Setting term limits, and potentially curtailing Netanyahu’s political career, was a key element in negotiations to form the current coalition government, which is led by Prime Minister Naftali Bennett of the Yamina party. Sa’ar also serves as deputy premier.

Channel 13 news reported that Sa’ar reached an agreement with Bennett on Tuesday to advance the bill.

Opposition Leader Benjamin Netanyahu at the Knesset in Jerusalem, on August 2 2021. (Yonatan Sindel/Flash90)

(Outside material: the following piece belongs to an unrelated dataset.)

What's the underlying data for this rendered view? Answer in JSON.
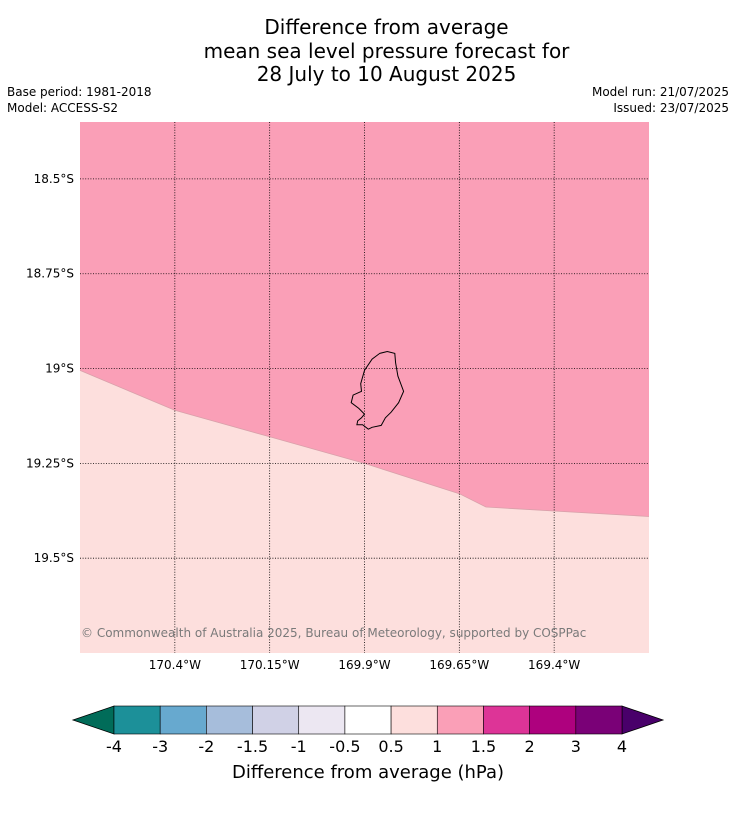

Sa’ar insists that the bill is not aimed personally at Netanyahu, though he is also working on legislation banning anyone who is facing indictments from running for office.

Such a law would currently only apply to Netanyahu, the only living prime minister who fits the description, and would keep him not just out of the prime minister’s seat but also prevent him from being a member of Knesset. That proposal was said to be backed by the Yesh Atid and Yisrael Beytenu parties, along with Sa’ar’s New Hope party.

There was no agreement regarding the proposal to ban a prime minister under indictment in Tuesday’s meeting between Bennett and Sa’ar, Channel 13 reported.

A separate bill limiting the terms of mayors would also be advanced later, Sa’ar tweeted on Thursday. It too would limit them to two terms, but allow a third term if they receive more than 50% of the votes.

Raoul Wootliff contributed to this report.